その言葉を聞くやいなや、一条氏の体が躍動した。「マジですか! やった! やりましたよ!」と喜びが爆発。これまで見てきた一条氏のサムズアップの中でも、最高レベルにドヤってるサムズアップが編集部員に突き付けられる。なぜか無性に腹が立ってくる。
一方、我々編集部は「これ、別の意味で記事化できないかも…」とショックを隠せない。遠くからはさすがに判別できないが、近づいていったら分かったというストーリーを想定していたのだが…。視力0.7の人が、3mの距離から4Kスマホを当ててしまうというのは予想外だった。
では、単なる偶然なのだろうか。4回連続で2択を当てる確率は16分の1なので、ありえないことではない。ということで、編集部・風間も1mくらいの距離から挑戦してみた。
すると、わかるのだ、これが。明らかに画質の差を感じる。「最初の方が4Kですよね」と言うと、やはり当たっていた。
一条氏がドヤ顔で解説する。「50cmの距離でも、解像感の違いははっきり言ってよく分かりません。で、おれ的に、2つのポイントに注目したんです」。

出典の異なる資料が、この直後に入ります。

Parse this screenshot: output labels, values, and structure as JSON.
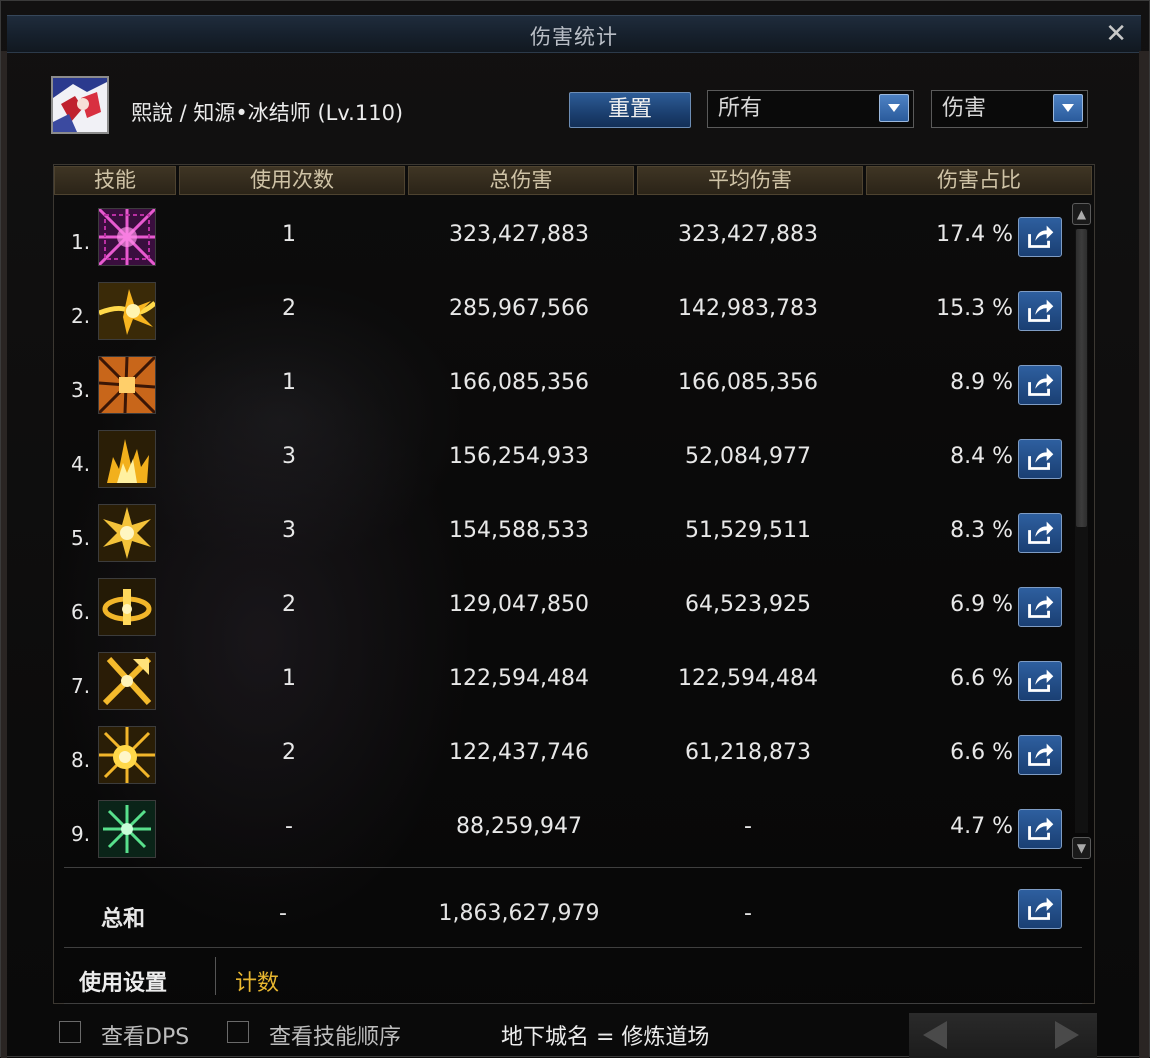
{
  "window": {
    "title": "伤害统计",
    "close_glyph": "✕"
  },
  "character": {
    "name": "熙說 / 知源•冰结师 (Lv.110)"
  },
  "toolbar": {
    "reset_label": "重置",
    "filter_select": "所有",
    "metric_select": "伤害"
  },
  "table": {
    "headers": {
      "skill": "技能",
      "count": "使用次数",
      "total": "总伤害",
      "avg": "平均伤害",
      "pct": "伤害占比"
    },
    "rows": [
      {
        "idx": "1.",
        "count": "1",
        "total": "323,427,883",
        "avg": "323,427,883",
        "pct": "17.4 %",
        "icon": "purple-burst-skill-icon"
      },
      {
        "idx": "2.",
        "count": "2",
        "total": "285,967,566",
        "avg": "142,983,783",
        "pct": "15.3 %",
        "icon": "golden-wave-skill-icon"
      },
      {
        "idx": "3.",
        "count": "1",
        "total": "166,085,356",
        "avg": "166,085,356",
        "pct": "8.9 %",
        "icon": "orange-shatter-skill-icon"
      },
      {
        "idx": "4.",
        "count": "3",
        "total": "156,254,933",
        "avg": "52,084,977",
        "pct": "8.4 %",
        "icon": "golden-flame-skill-icon"
      },
      {
        "idx": "5.",
        "count": "3",
        "total": "154,588,533",
        "avg": "51,529,511",
        "pct": "8.3 %",
        "icon": "golden-star-skill-icon"
      },
      {
        "idx": "6.",
        "count": "2",
        "total": "129,047,850",
        "avg": "64,523,925",
        "pct": "6.9 %",
        "icon": "golden-ring-skill-icon"
      },
      {
        "idx": "7.",
        "count": "1",
        "total": "122,594,484",
        "avg": "122,594,484",
        "pct": "6.6 %",
        "icon": "golden-cross-skill-icon"
      },
      {
        "idx": "8.",
        "count": "2",
        "total": "122,437,746",
        "avg": "61,218,873",
        "pct": "6.6 %",
        "icon": "golden-nova-skill-icon"
      },
      {
        "idx": "9.",
        "count": "-",
        "total": "88,259,947",
        "avg": "-",
        "pct": "4.7 %",
        "icon": "green-snowflake-skill-icon"
      }
    ],
    "sum": {
      "label": "总和",
      "count": "-",
      "total": "1,863,627,979",
      "avg": "-"
    }
  },
  "tabs": {
    "settings": "使用设置",
    "count": "计数"
  },
  "footer": {
    "view_dps": "查看DPS",
    "view_skill_order": "查看技能顺序",
    "dungeon": "地下城名 = 修炼道场"
  },
  "colors": {
    "accent_blue": "#2d5c97",
    "tab_active": "#e8b730",
    "header_gold": "#cfc3a6"
  }
}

そのポイントとは、まず色域の広さ。「片方が明らかに色域が広く、特に赤の発色が全く違っていました。これは3m先からでもわかりました」。もう一つは全体の立体感。「感覚的な話ですが、片方が比較的のっぺりしているのに対して、もう片方は奥行き感がありました」。
同感だ。フルHDディスプレイを至近距離で見ても、ドット感はほとんど感じられない。これ以上解像度が上がっても違いを感じにくく、そのため精細度だけで2つのディスプレイを見分けることは相当に難しいだろう。一方、色再現性については、一条氏の解説通り「Xperia Z5 Premium」の色域が明らかに広く、一目で見てわかる違いがある。

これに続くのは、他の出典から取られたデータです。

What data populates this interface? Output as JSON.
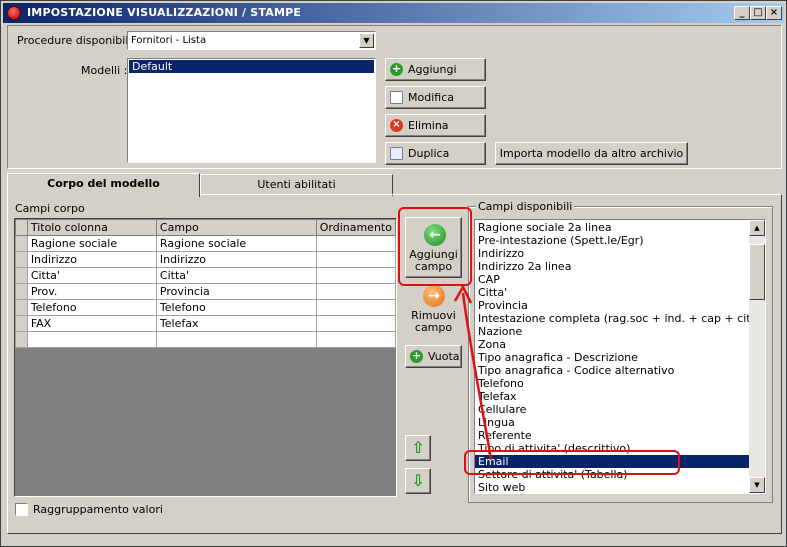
{
  "window": {
    "title": "IMPOSTAZIONE VISUALIZZAZIONI / STAMPE",
    "controls": {
      "minimize": "_",
      "maximize": "□",
      "close": "×"
    }
  },
  "top": {
    "procedure_label": "Procedure disponibili :",
    "procedure_value": "Fornitori - Lista",
    "models_label": "Modelli :",
    "models": [
      "Default"
    ],
    "buttons": {
      "add": "Aggiungi",
      "modify": "Modifica",
      "delete": "Elimina",
      "duplicate": "Duplica",
      "import": "Importa modello da altro archivio"
    }
  },
  "tabs": [
    {
      "label": "Corpo del modello",
      "active": true
    },
    {
      "label": "Utenti abilitati",
      "active": false
    }
  ],
  "body": {
    "group_label": "Campi corpo",
    "columns": [
      "Titolo colonna",
      "Campo",
      "Ordinamento"
    ],
    "rows": [
      [
        "Ragione sociale",
        "Ragione sociale",
        ""
      ],
      [
        "Indirizzo",
        "Indirizzo",
        ""
      ],
      [
        "Citta'",
        "Citta'",
        ""
      ],
      [
        "Prov.",
        "Provincia",
        ""
      ],
      [
        "Telefono",
        "Telefono",
        ""
      ],
      [
        "FAX",
        "Telefax",
        ""
      ],
      [
        "",
        "",
        ""
      ]
    ],
    "add_field_line1": "Aggiungi",
    "add_field_line2": "campo",
    "remove_field_line1": "Rimuovi",
    "remove_field_line2": "campo",
    "empty_button": "Vuota",
    "group_values_label": "Raggruppamento valori"
  },
  "available": {
    "label": "Campi disponibili",
    "items": [
      "Ragione sociale 2a linea",
      "Pre-intestazione (Spett.le/Egr)",
      "Indirizzo",
      "Indirizzo 2a linea",
      "CAP",
      "Citta'",
      "Provincia",
      "Intestazione completa (rag.soc + ind. + cap + citta + prov)",
      "Nazione",
      "Zona",
      "Tipo anagrafica - Descrizione",
      "Tipo anagrafica - Codice alternativo",
      "Telefono",
      "Telefax",
      "Cellulare",
      "Lingua",
      "Referente",
      "Tipo di attivita' (descrittivo)",
      "Email",
      "Settore di attivita' (Tabella)",
      "Sito web"
    ],
    "selected_index": 18
  },
  "icons": {
    "title": "app-icon",
    "add": "plus-circle-icon",
    "modify": "edit-icon",
    "delete": "delete-icon",
    "duplicate": "duplicate-icon",
    "add_field": "arrow-left-icon",
    "remove_field": "arrow-right-icon",
    "up": "arrow-up-icon",
    "down": "arrow-down-icon"
  },
  "colors": {
    "selection": "#0a246a",
    "annotation": "#e01010",
    "window_bg": "#d4d0c8"
  }
}
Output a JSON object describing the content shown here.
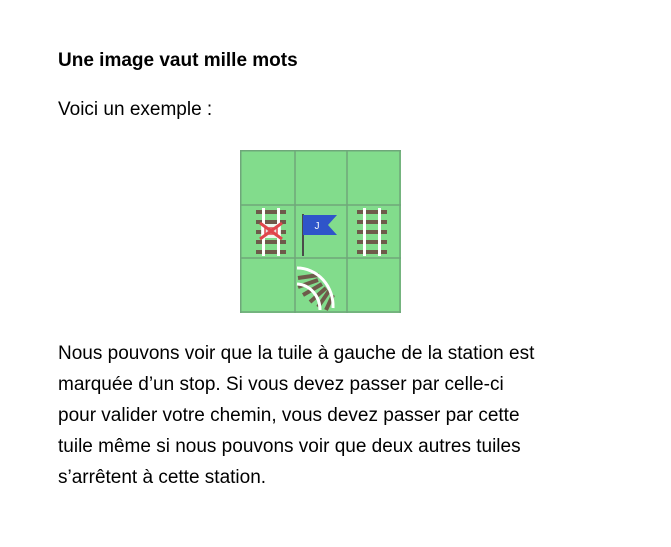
{
  "document": {
    "title": "Une image vaut mille mots",
    "intro": "Voici un exemple :",
    "paragraph_lines": [
      "Nous pouvons voir que la tuile à gauche de la station est",
      "marquée d’un stop. Si vous devez passer par celle-ci",
      "pour valider votre chemin, vous devez passer par cette",
      "tuile même si nous pouvons voir que deux autres tuiles",
      "s’arrêtent à cette station."
    ]
  },
  "tile_image": {
    "grid": {
      "rows": 3,
      "cols": 3
    },
    "station_flag_label": "J",
    "tiles": [
      {
        "row": 1,
        "col": 0,
        "kind": "vertical-track-with-stop"
      },
      {
        "row": 1,
        "col": 1,
        "kind": "station-flag"
      },
      {
        "row": 1,
        "col": 2,
        "kind": "vertical-track"
      },
      {
        "row": 2,
        "col": 1,
        "kind": "curved-track"
      }
    ],
    "colors": {
      "grass": "#82dc8c",
      "grid": "#6fa77a",
      "flag": "#2f55c9",
      "rail": "#6e5a4a",
      "stop": "#e0464c"
    }
  }
}
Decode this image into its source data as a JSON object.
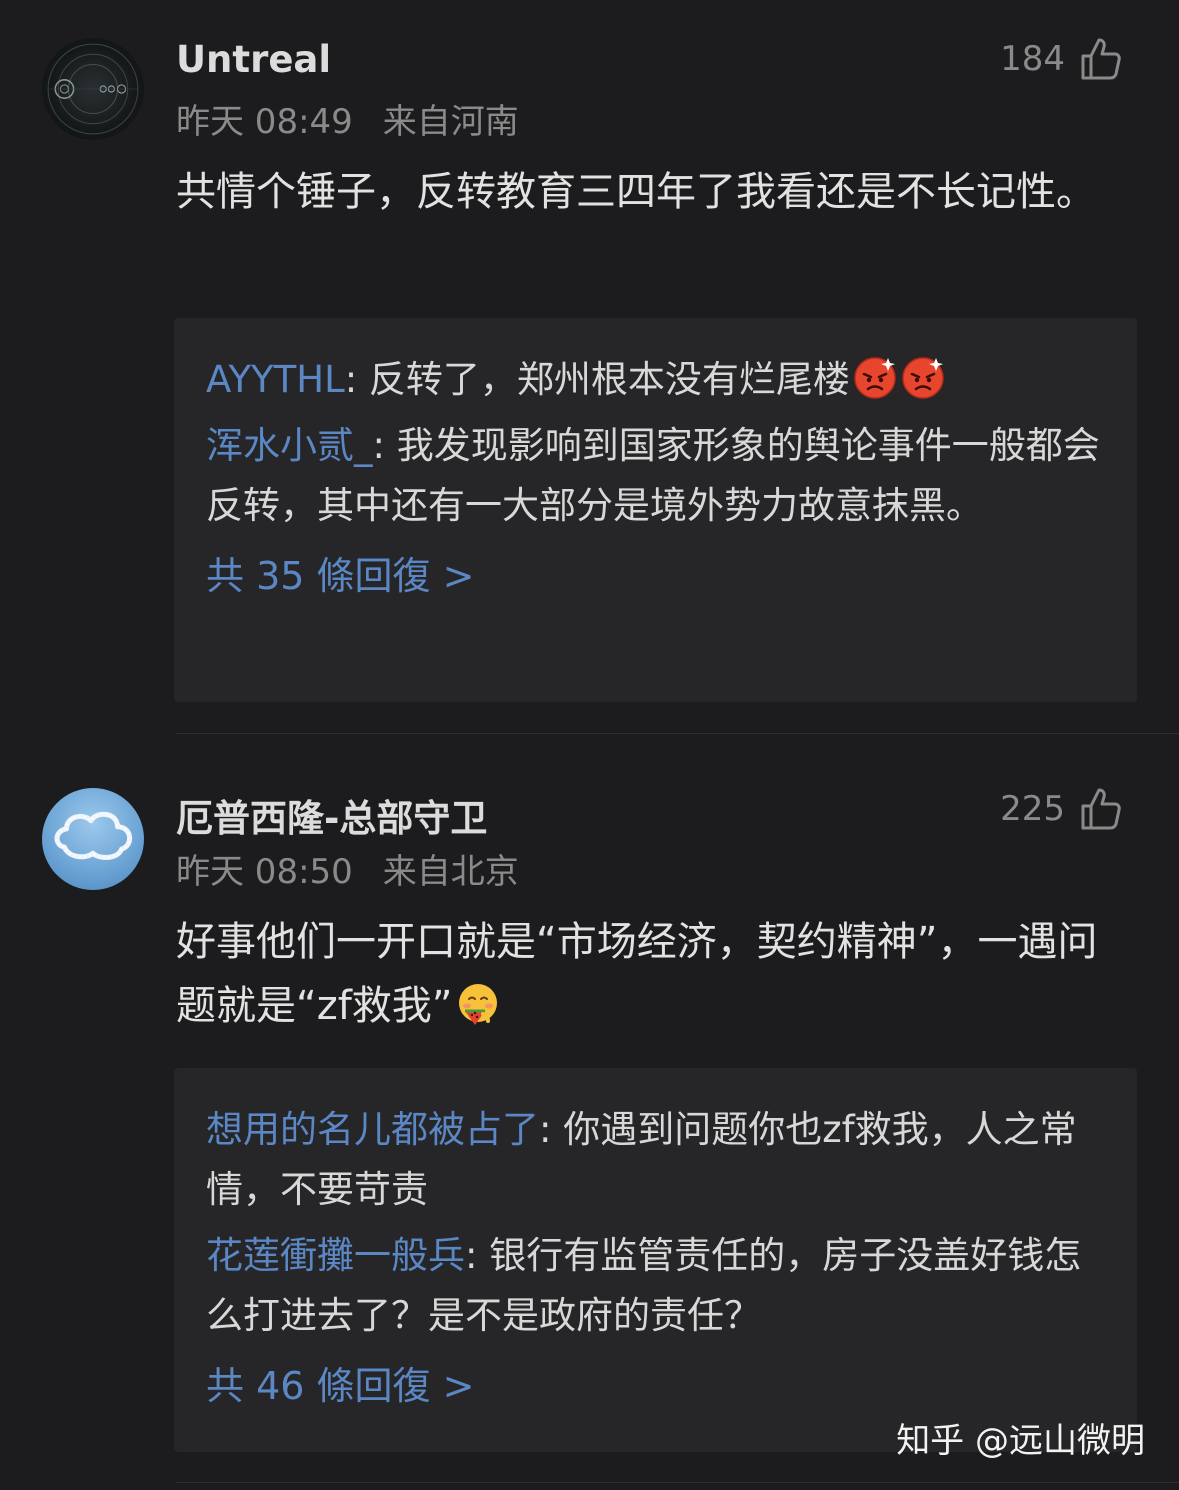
{
  "comments": [
    {
      "username": "Untreal",
      "time": "昨天 08:49",
      "location": "来自河南",
      "likes": "184",
      "content": "共情个锤子，反转教育三四年了我看还是不长记性。",
      "replies": [
        {
          "name": "AYYTHL",
          "text": "反转了，郑州根本没有烂尾楼"
        },
        {
          "name": "浑水小贰_",
          "text": "我发现影响到国家形象的舆论事件一般都会反转，其中还有一大部分是境外势力故意抹黑。"
        }
      ],
      "more_replies": "共 35 條回復 >"
    },
    {
      "username": "厄普西隆-总部守卫",
      "time": "昨天 08:50",
      "location": "来自北京",
      "likes": "225",
      "content": "好事他们一开口就是“市场经济，契约精神”，一遇问题就是“zf救我”",
      "replies": [
        {
          "name": "想用的名儿都被占了",
          "text": "你遇到问题你也zf救我，人之常情，不要苛责"
        },
        {
          "name": "花莲衝攤一般兵",
          "text": "银行有监管责任的，房子没盖好钱怎么打进去了？是不是政府的责任？"
        }
      ],
      "more_replies": "共 46 條回復 >"
    }
  ],
  "watermark": "知乎 @远山微明",
  "icons": {
    "like": "thumbs-up-icon",
    "angry_emoji": "angry-face-emoji-icon",
    "watermelon_emoji": "face-with-watermelon-emoji-icon"
  },
  "colors": {
    "background": "#1c1c1e",
    "reply_box": "#262628",
    "link": "#5b87c4",
    "meta": "#8a8a8a"
  }
}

両モデルは、ともにLive Color LEDを搭載した「トリルミナスディスプレイ for mobile」を採用している。だが、Xperia Z5に比べてXperia Z5 Premiumのほうが、明らかに色再現性能が高い。あらかじめ彩度も調整し、色域の差をわかりにくくしておけばよかったが、後の祭りだ。
とはいえ、色域の広さと解像度に、直接の関係はないはず。色の再現能力を決めるのはLEDバックライトやフィルター、パネル表面処理などの要素が大きい。今回はたまたま解像度の高さと色域の広さが一致したのでよかったが、全問外れる可能性もあったわけだ。

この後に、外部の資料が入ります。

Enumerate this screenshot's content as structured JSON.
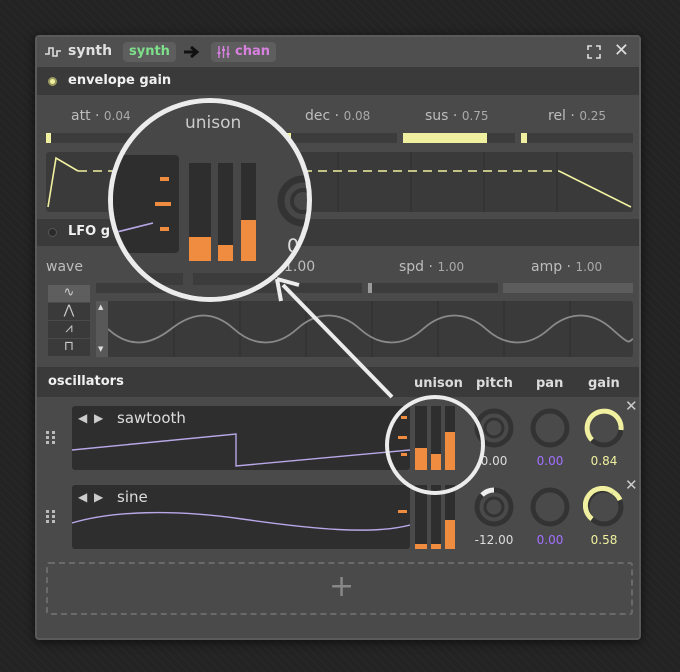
{
  "window": {
    "title": "synth",
    "chip_synth": "synth",
    "chip_chan": "chan",
    "close": "✕"
  },
  "envelope": {
    "header": "envelope gain",
    "params": [
      {
        "name": "att",
        "value": "0.04",
        "level": 0.04
      },
      {
        "name": "dec",
        "value": "0.08",
        "level": 0.08
      },
      {
        "name": "sus",
        "value": "0.75",
        "level": 0.75
      },
      {
        "name": "rel",
        "value": "0.25",
        "level": 0.04
      }
    ]
  },
  "lfo": {
    "header": "LFO g",
    "params": [
      {
        "name": "wave",
        "value": ""
      },
      {
        "name": "",
        "value": "1.00"
      },
      {
        "name": "spd",
        "value": "1.00"
      },
      {
        "name": "amp",
        "value": "1.00"
      }
    ],
    "wave_buttons": [
      "sine-wave",
      "triangle-wave",
      "sawtooth-wave",
      "square-wave"
    ]
  },
  "oscillators": {
    "header": "oscillators",
    "columns": {
      "unison": "unison",
      "pitch": "pitch",
      "pan": "pan",
      "gain": "gain"
    },
    "rows": [
      {
        "name": "sawtooth",
        "pitch": "0.00",
        "pan": "0.00",
        "gain": "0.84",
        "unison_levels": [
          0.35,
          0.25,
          0.6
        ],
        "gain_level": 0.84,
        "pitch_level": 0.5
      },
      {
        "name": "sine",
        "pitch": "-12.00",
        "pan": "0.00",
        "gain": "0.58",
        "unison_levels": [
          0.1,
          0.1,
          0.55
        ],
        "gain_level": 0.58,
        "pitch_level": 0.2
      }
    ],
    "add_label": "+"
  },
  "magnifier": {
    "title": "unison",
    "partial_value": "0"
  },
  "colors": {
    "accent_yellow": "#f0f0a0",
    "accent_orange": "#f08c40",
    "accent_green": "#7ee08a",
    "accent_purple": "#c070e0",
    "value_purple": "#a070ff",
    "wave_lilac": "#b8a8e8"
  }
}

もう一つのポイントとして一条氏が挙げた「奥行き感」は、感覚的な言葉で一般化が難しいが、解像度が高まることでディテールが見通せるようになった結果と考えられなくもない。ともあれ、4Kだからかどうかは結論づけられないが、Xperia Z5 Premiumの画質の良さは、遠くからでもしっかり判別できたことになる。
ハイレゾの聞き分けより難しいだろうと想定していた、今回の4Kディスプレイの識別テストだったが、一条氏は見事にクリアしてしまった。色域の差に気づいたというのが大きかったが、あらためて、人間の底知れない能力に驚かされた。これで一条氏が調子に乗りすぎないか、若干心配である。